In economic releases, Eurozone inflation eased to 0.7% in March from 1.2% in February, flash data from Eurostat showed. The rate was expected to slow to 0.8.
In Germany, the number of people out of work rose by 1,000 in March, much less than economists' forecast of 29,000, data published by the Federal Employment Agency revealed. Unemployment had decreased 8,000 in February.
The unemployment rate remained unchanged at 5% in March compared to the expected rate of 5.1%.
French inflation slowed sharply in March due to a strong downturn in energy and manufactured product prices, preliminary data from the statistical office Insee showed. Inflation slowed to 0.6% in March from 1.4% in February. The rate was forecast to slow to 1.1%.

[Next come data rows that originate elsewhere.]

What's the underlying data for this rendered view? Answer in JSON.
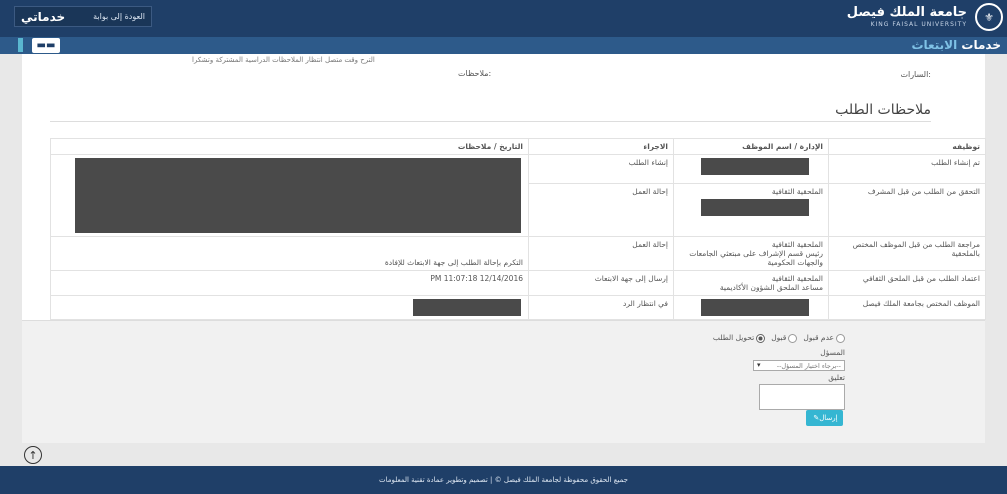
{
  "header": {
    "university_name": "جامعة الملك فيصل",
    "university_name_en": "KING FAISAL UNIVERSITY",
    "back_to_portal": "العودة إلى بوابة",
    "portal_brand": "خدماتي"
  },
  "subheader": {
    "services_title_main": "خدمات",
    "services_title_accent": "الابتعاث"
  },
  "top_section": {
    "partial_text": "الترح وقت متصل انتظار الملاحظات الدراسية المشتركة وتشكرا",
    "notes_label": "ملاحظات:",
    "status_label": "السارات:"
  },
  "notes_section": {
    "title": "ملاحظات الطلب",
    "columns": [
      "توظيفه",
      "الإدارة / اسم الموظف",
      "الاجراء",
      "التاريخ / ملاحظات"
    ],
    "rows": [
      {
        "step": "تم إنشاء الطلب",
        "dept": "",
        "action": "إنشاء الطلب",
        "note": ""
      },
      {
        "step": "التحقق من الطلب من قبل المشرف",
        "dept": "الملحقية الثقافية",
        "action": "إحالة العمل",
        "note": ""
      },
      {
        "step": "مراجعة الطلب من قبل الموظف المختص بالملحقية",
        "dept": "الملحقية الثقافية",
        "dept_sub": "رئيس قسم الإشراف على مبتعثي الجامعات والجهات الحكومية",
        "action": "إحالة العمل",
        "note": "التكرم بإحالة الطلب إلى جهة الابتعاث للإفادة"
      },
      {
        "step": "اعتماد الطلب من قبل الملحق الثقافي",
        "dept": "الملحقية الثقافية",
        "dept_sub": "مساعد الملحق الشؤون الأكاديمية",
        "action": "إرسال إلى جهة الابتعاث",
        "note": "PM 11:07:18 12/14/2016"
      },
      {
        "step": "الموظف المختص بجامعة الملك فيصل",
        "dept": "",
        "action": "في انتظار الرد",
        "note": ""
      }
    ]
  },
  "form": {
    "radio_options": [
      "عدم قبول",
      "قبول",
      "تحويل الطلب"
    ],
    "selected_option": "تحويل الطلب",
    "responsible_label": "المسؤل",
    "responsible_placeholder": "--برجاء اختيار المسؤل--",
    "comment_label": "تعليق",
    "send_label": "إرسال"
  },
  "footer": {
    "text": "جميع الحقوق محفوظة لجامعة الملك فيصل © | تصميم وتطوير عمادة تقنية المعلومات"
  }
}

Elsewhere in the U.K. the latest grocery market share data from research bureau Kantar showed that year-on-year supermarket sales grew by the fastest rate in over a decade during the past 12 weeks.
The U.K. economy logged flat growth in the fourth quarter, as initially estimated, as growth in services was offset by production and construction output, data from the Office for National Statistics showed.
Gross domestic product remained unchanged sequentially, as estimated, after expanding 0.5% in the third quarter.